Copilot Studio Computer Use powered by Windows 365 for Agents
For years we trained ourselves to interact with computers and their operating systems. Computer Use in Copilot Studio flips the script. Now the agent uses the app the way you and I do. By looking at the screen, moving a mouse, and clicking buttons like a slightly over-caffeinated intern who never needs a coffee break. The machine doing all that pointing and clicking. A Cloud PC, powered by Windows 365 for Agents. It is a strange and wonderful thing to watch your agent fumble for the login field, find it, and carry on.
As always, demos are easy. "Look, the agent clicked a button" makes for a nice screenshot and tells you almost nothing about whether this holds up in the real world. So instead of toy examples, I built some real world scenarios around an ITSM tool, and handed it to a Computer Use agent to see what it could actually do. In this post I will walk you through two scenarios where Computer Use could be a great fit.
Honestly, the most valuable part for me was everything I picked up in between, so do yourself a favor and read the Lessons Learned section at the end before you put one of these agents anywhere near production.
Introduction
Before we throw an agent at a real application, let's quickly cover the machine it runs on. Computer Use needs an actual Windows environment with a screen, a mouse, and a keyboard. In Copilot Studio Computer Use, that environment is provided by Windows 365 for Agents.
If you know Windows 365, you already know the core idea. It is the same Cloud PC platform, just with a different audience. Instead of provisioning Cloud PCs for people, it provisions them for agents. When your agent needs to perform a Computer Use task, it checks out a Cloud PC from a pool, does its work, and hands the machine back when it's done. You pay for the time the agent actually uses, not for an idle VM waiting around.
What I like about this model is that these Cloud PCs are not some black box. The Cloud PC pool is Microsoft Entra joined and Intune enrolled, so the machines your agents work on follow the same governance and compliance rules as the rest of your fleet. The pool also scales automatically based on workload, which means you don't have to think about capacity at all.
One more thing worth knowing. Computer Use is not the only thing running on this platform. Windows 365 for Agents is the engine behind a whole set of agentic experiences across the Microsoft ecosystem:
- Computer Use in Copilot Studio, which is what this post is all about
- Hosted Browser in Copilot Studio, a lighter Microsoft-managed option for quick web automation without any setup
- Researcher in Microsoft 365 Copilot, where the agent navigates websites in its own session to gather information
- Agent 365, where Cloud PCs for Agents can be integrated into your own or publicly available agents
For this post we'll stay focused on Computer Use, since that's where the interesting (and occasionally humbling) scenarios live.
Source: What is Windows 365 for Agents?
Building a Computer Use Agent
I won't turn this into a full setup guide. Microsoft has that part well covered, and the real value of this post lives in the scenarios and the lessons learned. But to follow along, you should know the basic building blocks.
In Copilot Studio, Computer Use is a tool you add to your agent, just like any other tool. There are three parts that matter.
The agent itself
Every Computer Use setup starts with a regular Copilot Studio agent. Its general instructions describe the role and behavior, the same way you would for any other agent.

Don't go too much into details or specific instructions about how to interact with your application. Just describe the overall purpose of your agent and what it has to offer.
The Computer Use tool
This is where it gets interesting. You add Computer Use as a tool available to your agent and describe in natural language what the agent should do on the machine and what information to return. No selectors, no recorded UI flows, no brittle automation scripts. Just instructions, as if you were explaining the task to a colleague.

Try to have an eye on the description of your Computer Use tool, because that's what is going to be used by the agent to identify which tool works best for a specific request.

The environment it runs on
Finally, you decide where the agent actually works. Either the Hosted Browser for quick experiments, or a Cloud PC pool powered by Windows 365 for Agents for the full, governed experience we covered earlier.

That's essentially it.

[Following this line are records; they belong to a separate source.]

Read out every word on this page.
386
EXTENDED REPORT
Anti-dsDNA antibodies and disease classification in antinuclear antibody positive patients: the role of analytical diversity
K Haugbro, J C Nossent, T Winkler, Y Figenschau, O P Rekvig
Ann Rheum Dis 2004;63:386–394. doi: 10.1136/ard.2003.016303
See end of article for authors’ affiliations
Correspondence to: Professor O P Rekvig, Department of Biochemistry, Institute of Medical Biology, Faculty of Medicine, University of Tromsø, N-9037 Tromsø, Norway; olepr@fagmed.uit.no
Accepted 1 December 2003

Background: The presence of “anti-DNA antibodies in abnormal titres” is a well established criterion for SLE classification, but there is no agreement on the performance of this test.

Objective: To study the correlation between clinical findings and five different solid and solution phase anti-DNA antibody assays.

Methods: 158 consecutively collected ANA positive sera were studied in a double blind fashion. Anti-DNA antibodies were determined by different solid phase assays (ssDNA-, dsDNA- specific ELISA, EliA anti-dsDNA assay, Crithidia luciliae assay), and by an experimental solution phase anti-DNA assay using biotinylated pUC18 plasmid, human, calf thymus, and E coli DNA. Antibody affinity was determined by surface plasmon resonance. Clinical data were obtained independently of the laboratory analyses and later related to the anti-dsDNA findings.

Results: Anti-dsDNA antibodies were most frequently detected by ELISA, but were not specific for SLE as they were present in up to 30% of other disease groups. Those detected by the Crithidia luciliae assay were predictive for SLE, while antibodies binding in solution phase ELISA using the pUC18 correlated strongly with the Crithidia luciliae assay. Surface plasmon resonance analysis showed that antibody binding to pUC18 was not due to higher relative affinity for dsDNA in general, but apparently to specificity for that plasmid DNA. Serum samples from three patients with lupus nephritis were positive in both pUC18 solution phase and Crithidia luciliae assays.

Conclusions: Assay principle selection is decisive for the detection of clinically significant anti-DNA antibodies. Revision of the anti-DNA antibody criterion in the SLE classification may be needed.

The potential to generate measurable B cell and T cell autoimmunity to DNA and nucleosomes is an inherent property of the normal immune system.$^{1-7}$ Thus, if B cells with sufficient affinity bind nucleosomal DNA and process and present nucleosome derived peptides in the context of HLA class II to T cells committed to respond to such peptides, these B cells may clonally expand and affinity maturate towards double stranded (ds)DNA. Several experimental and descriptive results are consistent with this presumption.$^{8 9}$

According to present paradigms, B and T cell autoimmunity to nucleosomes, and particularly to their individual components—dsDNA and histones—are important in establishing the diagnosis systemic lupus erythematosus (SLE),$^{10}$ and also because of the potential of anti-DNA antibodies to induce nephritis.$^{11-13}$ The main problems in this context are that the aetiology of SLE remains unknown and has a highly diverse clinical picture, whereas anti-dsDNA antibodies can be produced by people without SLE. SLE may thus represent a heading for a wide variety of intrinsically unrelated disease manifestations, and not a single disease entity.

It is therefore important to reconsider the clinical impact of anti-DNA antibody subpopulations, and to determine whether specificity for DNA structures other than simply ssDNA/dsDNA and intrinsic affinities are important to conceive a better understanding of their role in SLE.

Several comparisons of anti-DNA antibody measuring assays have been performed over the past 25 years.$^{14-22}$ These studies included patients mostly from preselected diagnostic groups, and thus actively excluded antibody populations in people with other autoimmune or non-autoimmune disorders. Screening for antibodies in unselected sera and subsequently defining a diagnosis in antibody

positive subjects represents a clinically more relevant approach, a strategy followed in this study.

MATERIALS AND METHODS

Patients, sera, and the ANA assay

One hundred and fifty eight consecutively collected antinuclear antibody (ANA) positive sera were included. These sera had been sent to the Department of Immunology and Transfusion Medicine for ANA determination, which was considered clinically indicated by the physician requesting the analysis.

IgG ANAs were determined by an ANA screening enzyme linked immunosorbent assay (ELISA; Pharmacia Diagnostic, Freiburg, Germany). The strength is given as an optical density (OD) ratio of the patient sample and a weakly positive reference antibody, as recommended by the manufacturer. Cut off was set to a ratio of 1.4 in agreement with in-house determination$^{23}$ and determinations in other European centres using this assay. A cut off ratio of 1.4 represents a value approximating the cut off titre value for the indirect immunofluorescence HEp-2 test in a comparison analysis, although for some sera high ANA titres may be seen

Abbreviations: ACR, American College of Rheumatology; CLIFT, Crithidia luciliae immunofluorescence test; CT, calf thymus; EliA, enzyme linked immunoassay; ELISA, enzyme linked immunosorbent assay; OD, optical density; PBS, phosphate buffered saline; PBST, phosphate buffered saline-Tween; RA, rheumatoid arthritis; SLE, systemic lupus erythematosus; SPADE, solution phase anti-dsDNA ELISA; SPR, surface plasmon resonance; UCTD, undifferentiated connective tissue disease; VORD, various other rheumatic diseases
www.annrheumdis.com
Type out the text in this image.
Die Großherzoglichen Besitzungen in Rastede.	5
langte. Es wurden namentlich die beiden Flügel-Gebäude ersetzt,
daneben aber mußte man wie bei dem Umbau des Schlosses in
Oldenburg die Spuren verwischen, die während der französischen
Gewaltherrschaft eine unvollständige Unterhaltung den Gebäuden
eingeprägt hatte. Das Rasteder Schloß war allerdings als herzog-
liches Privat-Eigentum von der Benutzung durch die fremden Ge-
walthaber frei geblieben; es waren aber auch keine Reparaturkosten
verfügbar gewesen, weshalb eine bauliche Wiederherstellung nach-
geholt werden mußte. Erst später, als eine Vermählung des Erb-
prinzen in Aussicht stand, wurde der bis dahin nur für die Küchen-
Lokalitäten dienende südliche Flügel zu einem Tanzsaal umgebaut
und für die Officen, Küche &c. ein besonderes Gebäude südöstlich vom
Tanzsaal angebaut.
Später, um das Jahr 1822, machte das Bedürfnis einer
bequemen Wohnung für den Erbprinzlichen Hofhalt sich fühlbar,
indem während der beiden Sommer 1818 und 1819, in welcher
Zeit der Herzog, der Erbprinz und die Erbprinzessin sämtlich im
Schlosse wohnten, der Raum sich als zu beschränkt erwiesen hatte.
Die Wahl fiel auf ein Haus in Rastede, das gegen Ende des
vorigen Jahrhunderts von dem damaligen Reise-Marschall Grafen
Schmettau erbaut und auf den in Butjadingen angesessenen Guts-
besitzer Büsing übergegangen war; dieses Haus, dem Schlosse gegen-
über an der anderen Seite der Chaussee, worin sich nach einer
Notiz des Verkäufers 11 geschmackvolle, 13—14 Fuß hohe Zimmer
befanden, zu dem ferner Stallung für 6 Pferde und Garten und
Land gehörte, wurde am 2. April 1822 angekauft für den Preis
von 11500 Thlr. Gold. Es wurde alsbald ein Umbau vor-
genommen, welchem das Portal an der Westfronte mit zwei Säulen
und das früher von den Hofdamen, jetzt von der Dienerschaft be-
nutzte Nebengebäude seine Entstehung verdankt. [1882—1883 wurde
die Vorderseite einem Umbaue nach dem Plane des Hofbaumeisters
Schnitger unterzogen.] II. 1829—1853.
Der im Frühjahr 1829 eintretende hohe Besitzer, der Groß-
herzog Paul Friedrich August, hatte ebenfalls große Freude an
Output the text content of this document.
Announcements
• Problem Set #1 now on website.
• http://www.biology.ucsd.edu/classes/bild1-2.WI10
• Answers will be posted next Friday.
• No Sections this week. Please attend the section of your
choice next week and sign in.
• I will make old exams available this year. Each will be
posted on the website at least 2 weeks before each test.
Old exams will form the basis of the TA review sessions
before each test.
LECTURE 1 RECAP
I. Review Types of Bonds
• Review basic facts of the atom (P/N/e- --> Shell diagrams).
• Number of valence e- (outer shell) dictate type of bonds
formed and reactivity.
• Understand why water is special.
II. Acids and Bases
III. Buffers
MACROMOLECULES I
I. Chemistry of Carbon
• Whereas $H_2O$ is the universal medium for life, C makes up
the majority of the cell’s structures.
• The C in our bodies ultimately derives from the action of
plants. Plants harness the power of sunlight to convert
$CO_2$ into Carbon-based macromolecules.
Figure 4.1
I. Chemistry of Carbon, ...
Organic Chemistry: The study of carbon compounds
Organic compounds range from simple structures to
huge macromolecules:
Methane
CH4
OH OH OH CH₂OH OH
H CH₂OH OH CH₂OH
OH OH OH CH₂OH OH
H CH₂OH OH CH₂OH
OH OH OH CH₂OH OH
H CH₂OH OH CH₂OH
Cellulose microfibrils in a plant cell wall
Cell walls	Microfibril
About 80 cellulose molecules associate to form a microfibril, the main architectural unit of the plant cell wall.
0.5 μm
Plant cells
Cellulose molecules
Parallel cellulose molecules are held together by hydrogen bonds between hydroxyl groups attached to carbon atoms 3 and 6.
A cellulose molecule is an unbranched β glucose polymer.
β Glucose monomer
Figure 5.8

You write instructions, the agent looks at the screen, decides what to click or type, and works its way through the task step by step.
The quality of those instructions is what makes or breaks the whole thing. We'll get to that in detail in the Lessons Learned, but keep it in mind while reading the scenarios. Everything the agent does well (or not so well) traces back to how it was instructed.
Source: Configure where computer use runs
Management
The great thing is that every Windows 365 Cloud PC for Agents is joined to Microsoft Entra and enrolled to Microsoft Intune automatically. That means you can check its compliance status, apply configuration, and deploy applications.

The Scenarios
Here's the thing about Computer Use. If a system offers a solid API or an MCP server, use that. It will always be faster, cheaper, and more reliable than an agent clicking through a UI. Computer Use shines exactly where those options don't exist, in legacy applications that were never built with automation in mind. No API, no MCP, just a login page and a lot of manual clicking. That's the gap Windows 365 for Agents is designed to fill.
To make this realistic, I built Helix ITSM, a fictional ITSM web application that behaves like the legacy tools many of us know from daily business. It has incidents, customers, account managers, and reports. What it doesn't have is any modern integration surface. Perfect, but not perfect đ .
Against this tool, I'll run two scenarios that represent two different flavors of agent work.
Scenario 1: Extracting information
An operations manager needs details about a high priority incident. Which customers are affected, and who is the account manager for each of them? To answer that, the agent will:
- Log in to Helix ITSM
- Find the specific incident on the dashboard and open it
- Walk through every affected customer
- Extract the customer details and their related account manager
- Return the compiled answer to the employee
No data is changed, the agent is purely reading and connecting information that would otherwise take a human several minutes of clicking.
My prompt for that Computer Use tool looks like this.
- Navigate to https://xxx.net/login in Microsoft Edge
- Login using the provided credentions from credential store
- Search for the "Active major incidents" area
- Look for the incident requested by the user
- Check out the "Affected customers" panel
- Click on the first customer
- Look for the "Relationship manager" panel in the top right
- Note down the name and mail adress of that relationship manager
- Navigate back and repeat that for every customer left
- Return those as structured data "Customer Name", "Relation Ship Manager Name", Relation Ship Manager Mail Adress"
A request for that agent could be the following.
Search for the incident INC0010300 on the Helix ITSM Dashboard. Look for the relation ship manager assigned to each customer. I want to know the name and mail adress for each manager, so I can start investigation and escalation. Format the information requested as table.
The result is exactly what we were expecting. A well formatted table with information about the requested incident.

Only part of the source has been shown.